Comme ces indications le soulignent, les études du recto et du verso préparent deux figures de moines, peintes dans un tableau d’autel par Balestra en 1725 pour l’église véronaise des frères mineurs observants de San Bernardino. Cette pala juxtapose en hauteur, et selon un mouvement ascensionnel en hélice, trois saints appartenant à l’ordre des Franciscains, comme le précise Balestra lui-même dans un texte autobiographique qu’il envoya à Pellegrino Orlandi : « Dans l’église de San Bernardino des padri Minori Osservanti, on voit une pala avec saint Pierre d’Alcantara, saint Jean de Capistran et saint Jacques de la Marche qui a été très appréciée par les connaisseurs ; elle a été gravée à l’eau-forte par son digne et estimé disciple, pour que sa valeur pût être comprise par tous à travers la gravure. » Le nom du graveur en question est Pietro Rotari et la gravure a été exécutée la même année que le dévoilement du tableau dans l’église, ce qui montre que Balestra donnait une très grande importance à la diffusion de son œuvre à travers un contrôle rigoureux de la qualité des gravures de reproduction qu’il faisait réaliser par des graveurs de son choix.
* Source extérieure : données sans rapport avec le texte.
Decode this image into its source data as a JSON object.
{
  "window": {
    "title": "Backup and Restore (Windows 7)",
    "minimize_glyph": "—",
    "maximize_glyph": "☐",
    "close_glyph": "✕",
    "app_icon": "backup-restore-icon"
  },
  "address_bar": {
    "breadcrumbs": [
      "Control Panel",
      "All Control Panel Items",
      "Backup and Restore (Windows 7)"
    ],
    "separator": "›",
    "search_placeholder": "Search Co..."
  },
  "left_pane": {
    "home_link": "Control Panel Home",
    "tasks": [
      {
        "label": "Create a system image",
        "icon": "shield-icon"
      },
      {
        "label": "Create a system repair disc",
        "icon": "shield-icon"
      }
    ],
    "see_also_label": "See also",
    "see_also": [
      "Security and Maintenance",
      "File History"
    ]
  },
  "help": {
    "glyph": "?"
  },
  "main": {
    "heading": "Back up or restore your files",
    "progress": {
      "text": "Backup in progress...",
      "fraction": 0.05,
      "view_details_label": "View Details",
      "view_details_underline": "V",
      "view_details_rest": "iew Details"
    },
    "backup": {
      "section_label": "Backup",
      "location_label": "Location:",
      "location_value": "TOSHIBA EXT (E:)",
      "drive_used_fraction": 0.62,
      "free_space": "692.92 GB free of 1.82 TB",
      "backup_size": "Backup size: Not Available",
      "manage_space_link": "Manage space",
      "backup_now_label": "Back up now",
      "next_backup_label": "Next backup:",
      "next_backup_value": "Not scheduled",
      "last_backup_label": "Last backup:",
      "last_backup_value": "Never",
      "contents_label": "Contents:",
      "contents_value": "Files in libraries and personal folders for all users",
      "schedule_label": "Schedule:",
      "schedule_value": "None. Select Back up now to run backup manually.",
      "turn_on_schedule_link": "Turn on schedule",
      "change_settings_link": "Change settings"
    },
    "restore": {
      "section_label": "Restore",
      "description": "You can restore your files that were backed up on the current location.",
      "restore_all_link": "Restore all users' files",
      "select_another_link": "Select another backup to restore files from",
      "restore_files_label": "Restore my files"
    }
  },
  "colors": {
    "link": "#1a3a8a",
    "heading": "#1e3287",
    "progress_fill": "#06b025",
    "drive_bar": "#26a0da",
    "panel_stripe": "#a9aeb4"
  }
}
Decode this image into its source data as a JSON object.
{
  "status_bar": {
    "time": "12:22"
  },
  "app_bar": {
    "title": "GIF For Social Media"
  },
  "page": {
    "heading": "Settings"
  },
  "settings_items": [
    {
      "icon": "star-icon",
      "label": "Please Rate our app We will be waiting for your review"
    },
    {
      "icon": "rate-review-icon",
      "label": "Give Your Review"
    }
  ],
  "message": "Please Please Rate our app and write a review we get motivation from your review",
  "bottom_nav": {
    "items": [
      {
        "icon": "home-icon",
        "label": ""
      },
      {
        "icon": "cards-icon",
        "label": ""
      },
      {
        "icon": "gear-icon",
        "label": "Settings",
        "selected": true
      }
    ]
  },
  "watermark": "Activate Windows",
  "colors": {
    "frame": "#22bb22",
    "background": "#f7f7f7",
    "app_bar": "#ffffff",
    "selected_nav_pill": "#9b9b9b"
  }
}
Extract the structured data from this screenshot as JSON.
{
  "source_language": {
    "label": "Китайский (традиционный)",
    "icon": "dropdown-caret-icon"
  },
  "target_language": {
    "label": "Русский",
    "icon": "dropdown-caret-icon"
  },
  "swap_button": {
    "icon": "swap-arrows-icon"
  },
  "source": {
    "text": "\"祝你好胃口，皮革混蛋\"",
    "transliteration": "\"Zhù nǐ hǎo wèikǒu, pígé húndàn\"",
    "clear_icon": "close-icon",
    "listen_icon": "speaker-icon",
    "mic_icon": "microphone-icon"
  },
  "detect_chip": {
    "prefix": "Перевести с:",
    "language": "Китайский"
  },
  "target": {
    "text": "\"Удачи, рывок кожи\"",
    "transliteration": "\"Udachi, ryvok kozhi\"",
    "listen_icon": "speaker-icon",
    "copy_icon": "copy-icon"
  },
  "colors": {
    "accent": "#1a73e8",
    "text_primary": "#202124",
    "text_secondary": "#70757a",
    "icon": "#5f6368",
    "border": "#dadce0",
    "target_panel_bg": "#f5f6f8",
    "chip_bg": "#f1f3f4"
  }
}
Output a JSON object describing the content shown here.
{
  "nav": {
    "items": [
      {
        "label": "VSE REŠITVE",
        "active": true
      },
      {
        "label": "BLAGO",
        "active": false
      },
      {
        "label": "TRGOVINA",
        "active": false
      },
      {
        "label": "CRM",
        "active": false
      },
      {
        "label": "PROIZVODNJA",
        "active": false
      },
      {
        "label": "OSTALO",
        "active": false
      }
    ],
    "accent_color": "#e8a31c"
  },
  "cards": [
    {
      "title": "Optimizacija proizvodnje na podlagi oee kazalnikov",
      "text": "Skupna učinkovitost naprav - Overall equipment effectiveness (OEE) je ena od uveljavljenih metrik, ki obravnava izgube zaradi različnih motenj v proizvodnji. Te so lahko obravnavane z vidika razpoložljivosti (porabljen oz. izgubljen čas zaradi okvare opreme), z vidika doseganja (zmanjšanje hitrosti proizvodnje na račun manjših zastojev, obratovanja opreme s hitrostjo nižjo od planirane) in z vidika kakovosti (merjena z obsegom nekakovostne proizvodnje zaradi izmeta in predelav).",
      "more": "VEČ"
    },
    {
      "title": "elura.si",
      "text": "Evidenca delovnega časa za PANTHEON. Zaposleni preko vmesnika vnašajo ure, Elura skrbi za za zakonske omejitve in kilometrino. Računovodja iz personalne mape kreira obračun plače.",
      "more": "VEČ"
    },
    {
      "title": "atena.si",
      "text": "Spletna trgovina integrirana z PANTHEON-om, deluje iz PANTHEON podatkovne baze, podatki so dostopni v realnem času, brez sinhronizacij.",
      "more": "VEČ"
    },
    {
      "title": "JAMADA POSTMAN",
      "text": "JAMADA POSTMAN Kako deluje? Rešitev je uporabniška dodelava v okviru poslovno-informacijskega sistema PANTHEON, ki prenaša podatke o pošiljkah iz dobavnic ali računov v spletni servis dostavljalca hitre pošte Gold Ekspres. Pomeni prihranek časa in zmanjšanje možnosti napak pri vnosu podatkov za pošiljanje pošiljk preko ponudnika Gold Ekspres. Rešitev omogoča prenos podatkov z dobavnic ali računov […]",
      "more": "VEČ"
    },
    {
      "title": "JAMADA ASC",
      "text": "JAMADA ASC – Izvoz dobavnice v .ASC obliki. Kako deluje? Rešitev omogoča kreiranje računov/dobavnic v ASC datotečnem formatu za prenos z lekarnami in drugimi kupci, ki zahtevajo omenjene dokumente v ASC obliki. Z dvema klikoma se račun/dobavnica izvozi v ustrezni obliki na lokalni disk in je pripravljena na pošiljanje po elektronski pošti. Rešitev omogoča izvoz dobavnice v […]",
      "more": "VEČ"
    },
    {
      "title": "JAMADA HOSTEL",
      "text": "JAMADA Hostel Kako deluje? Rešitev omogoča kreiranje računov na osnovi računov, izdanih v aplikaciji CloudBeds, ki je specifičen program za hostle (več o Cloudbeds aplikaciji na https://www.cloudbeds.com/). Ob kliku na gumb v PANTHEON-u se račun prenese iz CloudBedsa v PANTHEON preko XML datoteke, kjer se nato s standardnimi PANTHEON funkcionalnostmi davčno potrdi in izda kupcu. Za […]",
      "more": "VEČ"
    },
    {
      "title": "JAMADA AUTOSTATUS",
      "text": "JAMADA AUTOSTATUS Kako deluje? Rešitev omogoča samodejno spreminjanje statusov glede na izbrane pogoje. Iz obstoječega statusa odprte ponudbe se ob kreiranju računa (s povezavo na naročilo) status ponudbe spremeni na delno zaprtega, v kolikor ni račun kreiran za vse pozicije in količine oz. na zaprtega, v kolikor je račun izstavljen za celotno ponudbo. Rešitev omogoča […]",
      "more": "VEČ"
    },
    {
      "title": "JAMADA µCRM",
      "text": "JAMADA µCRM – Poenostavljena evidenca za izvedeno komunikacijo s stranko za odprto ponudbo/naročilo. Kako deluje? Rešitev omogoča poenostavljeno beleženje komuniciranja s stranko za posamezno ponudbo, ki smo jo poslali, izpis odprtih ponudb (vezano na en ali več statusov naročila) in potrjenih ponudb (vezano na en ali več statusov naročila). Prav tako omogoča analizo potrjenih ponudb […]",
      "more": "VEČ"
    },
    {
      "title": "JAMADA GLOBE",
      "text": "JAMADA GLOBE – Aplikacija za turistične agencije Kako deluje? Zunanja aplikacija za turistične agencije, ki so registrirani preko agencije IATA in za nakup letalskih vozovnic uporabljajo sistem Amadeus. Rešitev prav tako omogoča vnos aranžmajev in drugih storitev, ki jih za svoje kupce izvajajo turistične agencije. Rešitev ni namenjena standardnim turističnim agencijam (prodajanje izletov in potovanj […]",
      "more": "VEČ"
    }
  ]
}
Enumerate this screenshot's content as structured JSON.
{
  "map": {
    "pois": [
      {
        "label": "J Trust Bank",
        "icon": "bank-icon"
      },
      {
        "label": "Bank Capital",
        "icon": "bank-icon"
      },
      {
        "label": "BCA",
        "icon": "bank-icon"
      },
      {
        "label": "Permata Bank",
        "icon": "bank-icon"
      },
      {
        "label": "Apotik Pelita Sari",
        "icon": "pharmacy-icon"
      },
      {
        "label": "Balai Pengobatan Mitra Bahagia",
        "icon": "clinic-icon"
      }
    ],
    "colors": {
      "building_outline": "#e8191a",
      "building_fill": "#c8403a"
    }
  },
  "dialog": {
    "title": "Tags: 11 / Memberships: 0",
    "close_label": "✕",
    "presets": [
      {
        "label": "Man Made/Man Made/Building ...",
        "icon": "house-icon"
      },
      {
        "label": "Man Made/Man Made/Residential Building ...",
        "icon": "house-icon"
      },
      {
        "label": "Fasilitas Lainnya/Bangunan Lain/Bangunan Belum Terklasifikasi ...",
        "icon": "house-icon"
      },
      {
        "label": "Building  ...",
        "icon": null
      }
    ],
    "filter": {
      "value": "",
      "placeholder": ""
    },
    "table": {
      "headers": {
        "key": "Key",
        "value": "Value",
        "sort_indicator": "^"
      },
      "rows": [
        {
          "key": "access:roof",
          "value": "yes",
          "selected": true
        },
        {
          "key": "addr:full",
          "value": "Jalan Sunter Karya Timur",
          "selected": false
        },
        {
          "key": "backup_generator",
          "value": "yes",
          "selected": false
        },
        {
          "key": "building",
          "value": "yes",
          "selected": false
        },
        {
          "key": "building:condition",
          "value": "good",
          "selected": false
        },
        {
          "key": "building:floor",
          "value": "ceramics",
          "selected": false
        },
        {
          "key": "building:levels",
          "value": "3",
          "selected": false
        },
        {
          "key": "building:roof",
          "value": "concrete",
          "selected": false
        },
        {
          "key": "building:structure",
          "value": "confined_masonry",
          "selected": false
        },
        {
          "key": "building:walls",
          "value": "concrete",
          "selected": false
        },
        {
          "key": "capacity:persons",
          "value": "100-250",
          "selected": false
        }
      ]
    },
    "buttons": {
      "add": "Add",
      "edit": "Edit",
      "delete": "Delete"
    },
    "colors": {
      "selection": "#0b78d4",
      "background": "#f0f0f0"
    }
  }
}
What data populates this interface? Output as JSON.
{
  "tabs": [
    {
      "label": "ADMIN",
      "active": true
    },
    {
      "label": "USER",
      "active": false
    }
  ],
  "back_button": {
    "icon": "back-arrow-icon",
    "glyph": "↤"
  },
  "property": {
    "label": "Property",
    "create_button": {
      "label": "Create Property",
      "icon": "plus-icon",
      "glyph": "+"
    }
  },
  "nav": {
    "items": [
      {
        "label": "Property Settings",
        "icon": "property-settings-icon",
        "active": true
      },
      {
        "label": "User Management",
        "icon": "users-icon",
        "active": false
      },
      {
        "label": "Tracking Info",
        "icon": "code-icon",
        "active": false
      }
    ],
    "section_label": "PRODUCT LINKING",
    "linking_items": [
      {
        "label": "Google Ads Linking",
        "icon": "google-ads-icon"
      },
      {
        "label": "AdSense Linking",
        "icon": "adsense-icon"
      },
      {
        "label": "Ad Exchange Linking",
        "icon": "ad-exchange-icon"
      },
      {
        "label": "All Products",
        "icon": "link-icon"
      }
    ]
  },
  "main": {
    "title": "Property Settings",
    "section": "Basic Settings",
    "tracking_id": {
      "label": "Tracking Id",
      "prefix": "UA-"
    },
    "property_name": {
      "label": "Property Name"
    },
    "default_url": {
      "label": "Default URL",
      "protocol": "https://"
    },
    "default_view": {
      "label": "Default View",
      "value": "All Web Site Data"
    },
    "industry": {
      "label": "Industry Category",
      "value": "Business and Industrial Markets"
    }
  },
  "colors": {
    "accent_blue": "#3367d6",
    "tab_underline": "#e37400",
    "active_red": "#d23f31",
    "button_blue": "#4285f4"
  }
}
Balestra a étudié, sur le recto de la feuille, la figure de saint Jacques de la Marche qui occupe dans le tableau le premier plan. Le saint est tourné vers le spectateur-fidèle à qui il désigne un reliquaire qu’il tient de la main gauche. Cet objet est mis en réserve et repris à proximité pour une étude approfondie. Au verso de la feuille, Balestra a dessiné la figure de saint Pierre d’Alcantara. Peu de différences sont à noter entre les deux supports : les dispositions proposées sur les deux côtés de la feuille sont définitives puisqu’on les retrouve telles quelles sur le tableau. Un dessin d’ensemble, réunissant toutes les figures et précédant les études de détail, a dû exister. Balestra avait en effet l’habitude de penser sa composition en tenant compte de la forme même du tableau, qu’il matérialisait sur le papier par un cadrage constitué de traits réglés, cintrés par le haut et par le bas à oreilles, comme l’est le tableau peint pour l’église de San Bernardino. Un carton à l’échelle a certainement aussi été réalisé. D’autres dessins pour cette œuvre ont été retrouvés : pour la figure de l’ange tenant la croix[1] (qui est une citation d’un ange peint par Annibal Carrache dans un tableau aujourd’hui disparu et qui représentait Saint Grégoire priant pour les âmes du Purgatoire) et pour les mains de saint Pierre d’Alcantara (dans deux dessins[2]). Comme le laisse penser une annotation figurant sur le dessin étudiant la figure de l’ange (qui semble de la même écriture que celle du dessin de Grenoble), d’autres études ont existé, ce qui n’a rien d’exceptionnel vu l’importance de l’œuvre : « Seguono tutti li Studii di detta Pala » (« À la suite, tous les dessins de ce tableau »). Devait y figurer l’étude du saint intermédiaire, saint Jean de Capistran, étudié à coup sûr selon les mêmes caractéristiques stylistico-techniques, à la pierre noire rehaussée de craie blanche.


[1] Dessin passé en vente chez Christie’s New York, 11 janvier 1994, no 228.
[2] Le premier dessin est passé en vente chez Christie’s NewYork, 11 janvier 1994, no 229. Le deuxième est conservé au Kupferstichkabinett de Dresde, inv. n. C 1937-842. C’est sur le verso qu’est étudiée la main de saint Pierre d’Alcantara tenant la croix.